Any time I type in those various subjects, I get 30 pages of Hovind, Ham, and Whitcomb, and maybe I'm just jumping the gun, but I've always been leery of them.

I don't need "convinced", I'm a 6-day young earther. I just have ample time to listen to stuff while I'm at work, and want something interesting and reliable on this topic.


----------



## Answerman (May 21, 2007)

I used to know a link to a 4 part MP3 series that Greg Bahnsen did on evolution but it is not working anymore, but I still have them and can send them to you if you U2U me.

I like the A. E. Wilder-Smith lectures at this site (he has a great British accent):

http://www.wildersmith.org/library.htm

You can also get some Philip Johnson Lectures here:

http://www.veritas.org/3.0_media/presenters/80

Here are some lectures by Don Patton that I really liked, he is a Geologist from Texas and does an excellent job of contrasting an evolutionary old earth model with a creationist young earth/flood model. He uses an antagonistic witness approach in his lectures, which gives you plenty of quotes from evolutionists admitting the deficiencies in their theory. My favorite lectures were the fossil record, record of the rocks and the debate. The site that hosts his lectures are a little wacked-out (I think they are Church of Christ/Baptismal regeneration types and Arminian) but I think you will find lots of relevant facts highlighted in his lectures.

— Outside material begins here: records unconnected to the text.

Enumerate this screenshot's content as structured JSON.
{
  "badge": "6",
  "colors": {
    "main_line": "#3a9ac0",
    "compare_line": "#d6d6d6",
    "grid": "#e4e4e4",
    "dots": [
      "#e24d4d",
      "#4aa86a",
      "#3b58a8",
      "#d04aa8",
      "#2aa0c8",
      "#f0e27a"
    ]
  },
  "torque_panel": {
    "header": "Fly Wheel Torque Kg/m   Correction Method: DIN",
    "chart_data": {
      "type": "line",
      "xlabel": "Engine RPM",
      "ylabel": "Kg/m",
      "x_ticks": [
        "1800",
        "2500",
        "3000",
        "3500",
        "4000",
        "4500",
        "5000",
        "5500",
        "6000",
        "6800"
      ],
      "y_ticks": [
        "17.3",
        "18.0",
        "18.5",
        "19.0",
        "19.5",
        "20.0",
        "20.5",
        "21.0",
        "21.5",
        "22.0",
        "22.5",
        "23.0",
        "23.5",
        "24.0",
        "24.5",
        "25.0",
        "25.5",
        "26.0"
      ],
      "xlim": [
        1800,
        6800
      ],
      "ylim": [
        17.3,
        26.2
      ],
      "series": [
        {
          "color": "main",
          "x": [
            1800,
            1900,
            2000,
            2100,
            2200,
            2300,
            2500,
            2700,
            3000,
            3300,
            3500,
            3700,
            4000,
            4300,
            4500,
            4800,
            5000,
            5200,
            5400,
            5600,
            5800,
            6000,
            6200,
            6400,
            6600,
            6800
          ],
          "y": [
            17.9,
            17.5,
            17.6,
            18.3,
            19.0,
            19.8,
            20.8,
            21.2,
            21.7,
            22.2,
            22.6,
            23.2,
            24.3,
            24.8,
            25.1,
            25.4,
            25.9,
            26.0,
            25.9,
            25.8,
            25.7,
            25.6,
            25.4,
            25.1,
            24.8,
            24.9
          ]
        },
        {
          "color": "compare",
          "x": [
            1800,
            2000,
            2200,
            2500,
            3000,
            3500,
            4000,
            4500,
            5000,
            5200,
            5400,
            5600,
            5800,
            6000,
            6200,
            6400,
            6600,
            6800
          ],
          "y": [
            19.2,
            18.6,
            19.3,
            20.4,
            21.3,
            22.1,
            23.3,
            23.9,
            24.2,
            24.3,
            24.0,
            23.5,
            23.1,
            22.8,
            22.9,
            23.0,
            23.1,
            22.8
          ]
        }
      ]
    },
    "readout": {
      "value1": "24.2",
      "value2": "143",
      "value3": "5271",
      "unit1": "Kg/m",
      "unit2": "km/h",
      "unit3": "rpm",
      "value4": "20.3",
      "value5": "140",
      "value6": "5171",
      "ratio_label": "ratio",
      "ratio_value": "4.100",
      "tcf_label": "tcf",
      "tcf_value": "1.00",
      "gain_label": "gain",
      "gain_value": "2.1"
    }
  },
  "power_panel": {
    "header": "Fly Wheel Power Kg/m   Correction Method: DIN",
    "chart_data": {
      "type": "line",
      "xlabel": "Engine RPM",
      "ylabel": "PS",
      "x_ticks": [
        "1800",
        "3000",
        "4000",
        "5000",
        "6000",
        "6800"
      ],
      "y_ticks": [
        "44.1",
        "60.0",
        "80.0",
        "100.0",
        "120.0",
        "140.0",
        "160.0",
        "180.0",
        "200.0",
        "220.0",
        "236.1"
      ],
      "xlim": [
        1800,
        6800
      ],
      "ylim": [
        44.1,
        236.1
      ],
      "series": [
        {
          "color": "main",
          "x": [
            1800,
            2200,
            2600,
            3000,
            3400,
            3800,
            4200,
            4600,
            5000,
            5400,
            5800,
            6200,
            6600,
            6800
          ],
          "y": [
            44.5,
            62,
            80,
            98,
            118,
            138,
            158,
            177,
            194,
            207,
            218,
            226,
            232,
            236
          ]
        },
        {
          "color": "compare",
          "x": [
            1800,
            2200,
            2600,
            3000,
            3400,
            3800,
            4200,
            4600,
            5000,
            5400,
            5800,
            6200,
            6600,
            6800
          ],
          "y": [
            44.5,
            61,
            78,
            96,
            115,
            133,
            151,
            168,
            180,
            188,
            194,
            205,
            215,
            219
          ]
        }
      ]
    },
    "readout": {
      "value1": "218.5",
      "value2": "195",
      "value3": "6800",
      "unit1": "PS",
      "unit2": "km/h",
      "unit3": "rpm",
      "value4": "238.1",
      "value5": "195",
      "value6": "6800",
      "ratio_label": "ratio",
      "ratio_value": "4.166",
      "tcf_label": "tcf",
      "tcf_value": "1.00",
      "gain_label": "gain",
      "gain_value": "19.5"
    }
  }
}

http://www.bible.ca/tracks/videos-quotes.htm

Here is one that I just found recently on creation subjects:

http://www.nwcreation.net/audio/

Here are some sites that I think have some good material as well:

www.rctr.org
www.apollos.ws
www.cmfnow.com
www.radioapologia.com

Hope this helps.


----------



## Answerman (May 23, 2007)

At ICR's radio page you can download all of their programs.

http://www.icr.org/radio/

and ID the Future also has dowloadable programs.

http://intelligentdesign.podomatic.com/


----------